Photo by: Hannah Enkel
Living in the modern world can be overwhelming. Cell phones and social media allow for instant communication, yet often times they drive us to feel lonelier than ever, fostering a false sense of community that is basically intangible. Being constantly bombarded with distractions and notifications can become a bit of a sensory overload, as I'm sure anyone living in a major city can attest.
Take Toronto’s Humanities. The post-hardcore/noise-rock outfit’s debut EP, premiering on Chart Attack, reflects the difficulties associated with navigating this contemporary social landscape. Drawing influence from the likes of Fugazi and Killing Joke, Humanities’ abrasive yet melodic soundscapes come coupled with a feeling of anxiety, communicated through strained vocals and gritty guitar tones.
The opening track, “Century of the Selfie,” sets the tone for the rest of the project.
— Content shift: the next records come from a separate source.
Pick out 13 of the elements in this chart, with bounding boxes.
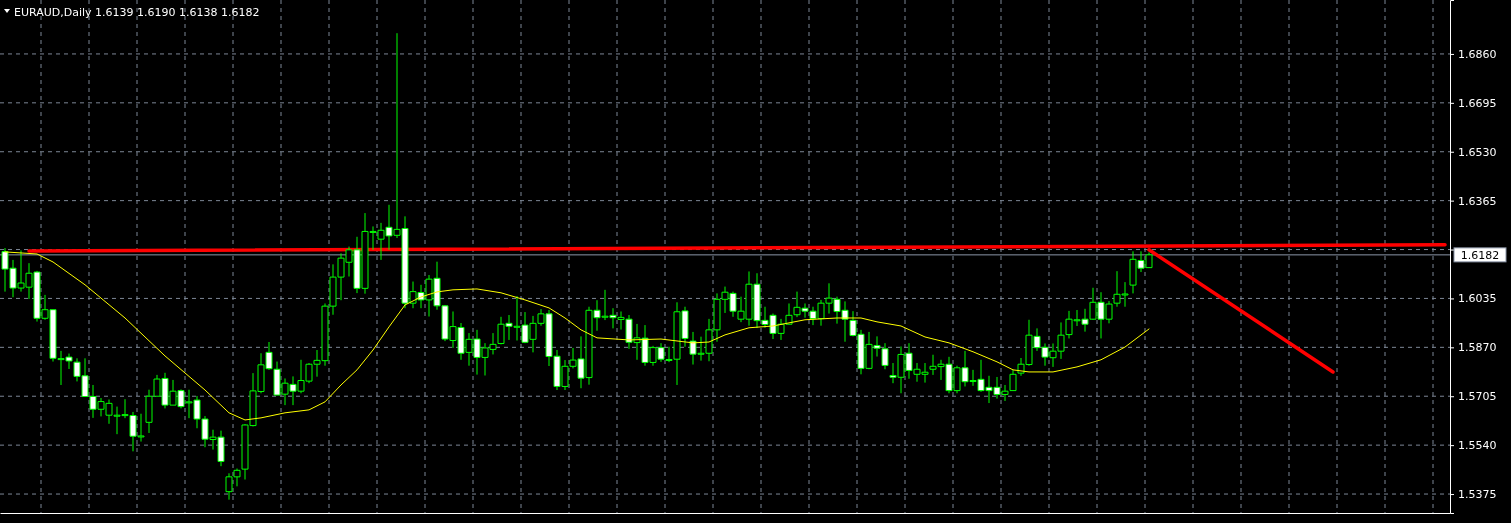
line-series xyxy=(4,251,1150,421)
y-tick-label: 1.6035 xyxy=(1458,292,1497,306)
y-tick-label: 1.6695 xyxy=(1458,96,1497,110)
candlestick xyxy=(1009,369,1017,392)
y-tick-label: 1.6365 xyxy=(1458,194,1497,208)
y-tick-label: 1.5540 xyxy=(1458,439,1497,453)
y-tick-label: 1.6530 xyxy=(1458,145,1497,159)
y-tick-label: 1.5705 xyxy=(1458,390,1497,404)
text: EURAUD,Daily 1.6139 1.6190 1.6138 1.6182 xyxy=(14,6,260,19)
ref-line-label: 1.6182 xyxy=(1460,248,1500,262)
y-tick-label: 1.5870 xyxy=(1458,341,1497,355)
y-tick-label: 1.6860 xyxy=(1458,47,1497,61)
y-tick-label: 1.5375 xyxy=(1458,488,1497,502)
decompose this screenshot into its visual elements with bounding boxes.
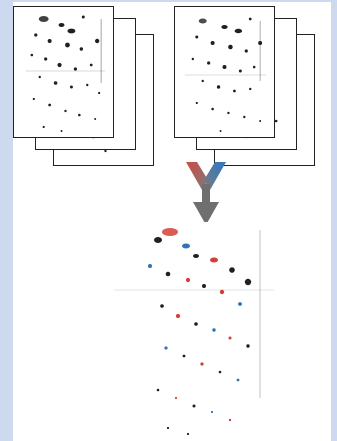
merge-arrow-icon bbox=[186, 162, 226, 225]
diagram-panel bbox=[13, 2, 331, 441]
right-gel-stack bbox=[174, 6, 319, 166]
right-stack-front-sheet bbox=[174, 6, 275, 138]
left-stack-front-sheet bbox=[13, 6, 114, 138]
left-stack-front-sheet-icon bbox=[14, 7, 113, 137]
right-stack-front-sheet-icon bbox=[175, 7, 274, 137]
merged-gel-image bbox=[104, 222, 284, 441]
left-gel-stack bbox=[13, 6, 158, 166]
merged-gel-icon bbox=[104, 222, 284, 441]
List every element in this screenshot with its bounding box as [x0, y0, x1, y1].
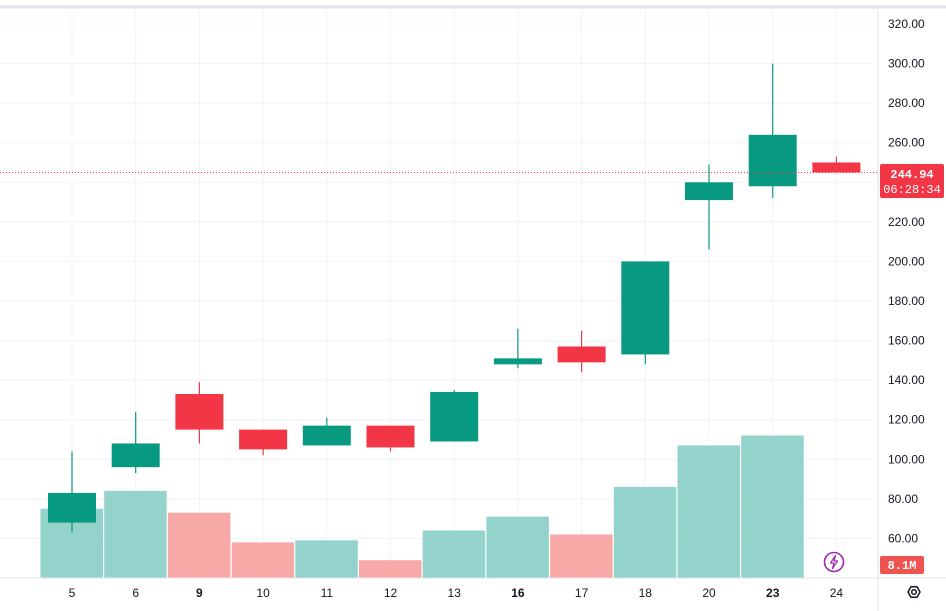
y-tick-label: 60.00 [888, 531, 918, 545]
candle[interactable] [175, 382, 224, 444]
volume-bars [40, 435, 804, 578]
candle-body [430, 392, 479, 442]
gear-icon[interactable] [907, 586, 921, 598]
candle[interactable] [239, 429, 288, 456]
price-axis[interactable]: 60.00 80.00 100.00 120.00 140.00 160.00 180.00… [877, 10, 925, 611]
candle[interactable] [302, 417, 351, 446]
y-tick-label: 200.00 [888, 254, 925, 268]
candle-body [239, 429, 288, 450]
volume-bar [167, 512, 231, 578]
last-price-label: 244.94 [890, 168, 933, 182]
last-price-tag-bg [880, 164, 944, 198]
x-tick-label: 16 [511, 586, 525, 600]
candle[interactable] [366, 425, 415, 452]
candle[interactable] [748, 63, 797, 199]
y-tick-label: 140.00 [888, 373, 925, 387]
x-tick-label: 24 [830, 586, 844, 600]
y-tick-label: 100.00 [888, 452, 925, 466]
y-tick-label: 280.00 [888, 96, 925, 110]
candle[interactable] [430, 390, 479, 442]
candle-body [302, 425, 351, 446]
lightning-icon[interactable] [823, 551, 845, 573]
volume-bar [104, 490, 167, 578]
candle-body [366, 425, 415, 448]
x-tick-label: 20 [702, 586, 716, 600]
countdown-label: 06:28:34 [883, 183, 941, 197]
x-tick-label: 17 [575, 586, 589, 600]
candle[interactable] [812, 156, 861, 173]
candle-body [748, 134, 797, 187]
x-tick-label: 13 [448, 586, 462, 600]
volume-bar [359, 560, 422, 578]
candle-body [111, 443, 160, 468]
x-tick-label: 11 [321, 586, 334, 600]
y-tick-label: 80.00 [888, 492, 918, 506]
candle-body [557, 346, 606, 363]
candle[interactable] [111, 411, 160, 474]
y-tick-label: 260.00 [888, 136, 925, 150]
y-tick-label: 120.00 [888, 413, 925, 427]
candles [48, 63, 861, 533]
volume-bar [486, 516, 549, 578]
x-tick-label: 23 [766, 586, 780, 600]
volume-bar [677, 445, 740, 578]
y-tick-label: 300.00 [888, 57, 925, 71]
volume-bar [613, 486, 677, 578]
volume-bar [231, 542, 295, 578]
candle-body [812, 162, 861, 173]
x-tick-label: 5 [69, 586, 76, 600]
last-price-tag: 244.94 06:28:34 [880, 164, 944, 198]
y-tick-label: 320.00 [888, 17, 925, 31]
x-tick-label: 6 [132, 586, 139, 600]
candle-body [493, 358, 542, 365]
volume-label: 8.1M [888, 559, 917, 573]
candle[interactable] [48, 451, 96, 533]
x-tick-label: 18 [639, 586, 653, 600]
candle[interactable] [685, 164, 733, 250]
time-axis[interactable]: 5 6 9 10 11 12 13 16 17 18 20 23 24 [0, 577, 946, 600]
candle-body [48, 492, 96, 523]
y-tick-label: 220.00 [888, 215, 925, 229]
x-tick-label: 12 [384, 586, 398, 600]
volume-bar [550, 534, 613, 578]
volume-bar [741, 435, 804, 578]
candle-body [175, 393, 224, 430]
y-tick-label: 160.00 [888, 334, 925, 348]
candle[interactable] [557, 330, 606, 373]
volume-tag-bg [880, 556, 924, 574]
candle[interactable] [621, 261, 670, 365]
y-tick-label: 180.00 [888, 294, 925, 308]
candle-body [685, 182, 733, 201]
x-tick-label: 10 [256, 586, 270, 600]
volume-bar [295, 540, 358, 578]
volume-tag: 8.1M [880, 556, 924, 574]
x-tick-label: 9 [196, 586, 203, 600]
candle[interactable] [493, 328, 542, 369]
candle-body [621, 261, 670, 355]
volume-bar [422, 530, 486, 578]
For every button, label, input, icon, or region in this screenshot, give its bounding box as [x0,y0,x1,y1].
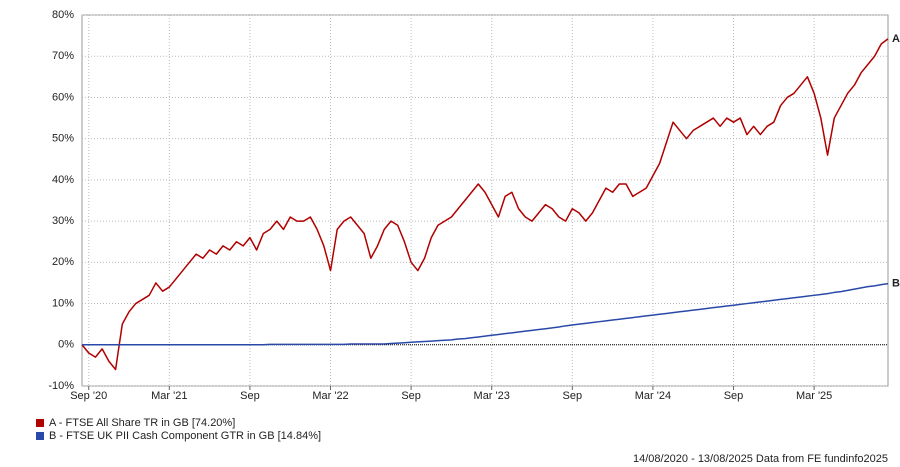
y-tick-label: 60% [52,91,74,103]
y-tick-label: 40% [52,174,74,186]
end-label: B [892,278,900,290]
x-tick-label: Sep [240,390,260,402]
x-tick-label: Sep [724,390,744,402]
y-tick-label: 70% [52,50,74,62]
plot-frame [81,14,889,387]
x-tick-label: Mar '24 [635,390,671,402]
series-line [82,282,889,346]
x-tick-label: Sep [563,390,583,402]
y-tick-label: 0% [58,339,74,351]
series-line [81,38,889,371]
x-tick-label: Mar '23 [474,390,510,402]
y-tick-label: 50% [52,133,74,145]
legend-swatch [36,432,44,440]
footer: 14/08/2020 - 13/08/2025 Data from FE fun… [633,453,888,465]
x-tick-label: Sep [401,390,421,402]
x-tick-label: Mar '21 [151,390,187,402]
legend-label: B - FTSE UK PII Cash Component GTR in GB… [49,430,321,442]
y-tick-label: -10% [48,380,74,392]
y-tick-label: 10% [52,297,74,309]
y-tick-label: 30% [52,215,74,227]
x-tick-label: Mar '22 [312,390,348,402]
y-tick-label: 80% [52,9,74,21]
y-tick-label: 20% [52,256,74,268]
x-tick-label: Mar '25 [796,390,832,402]
x-tick-label: Sep '20 [70,390,107,402]
legend-swatch [36,419,44,427]
legend-label: A - FTSE All Share TR in GB [74.20%] [49,417,235,429]
end-label: A [892,33,900,45]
According to the band, it’s a “bitter meditation on the false promises of social media and connectivity."
The band tells us the EP follows a progression that offers some hope for our cloistered, solipsistic default: “It moves through the claustrophobia of 'Come Outside' and the dystopian vision of work and leisure in 'Belly Full of Fear,' and concludes on a somewhat more optimistic note with 'Your Dreams are My Dreams,' a song that finds communicative and creative possibility in that apparently most solitary activity: dreaming."
Humanities' self-titled EP is available March 25th via 100 Eyes. You can catch them at the Smiling Buddha that same night to celebrate the release.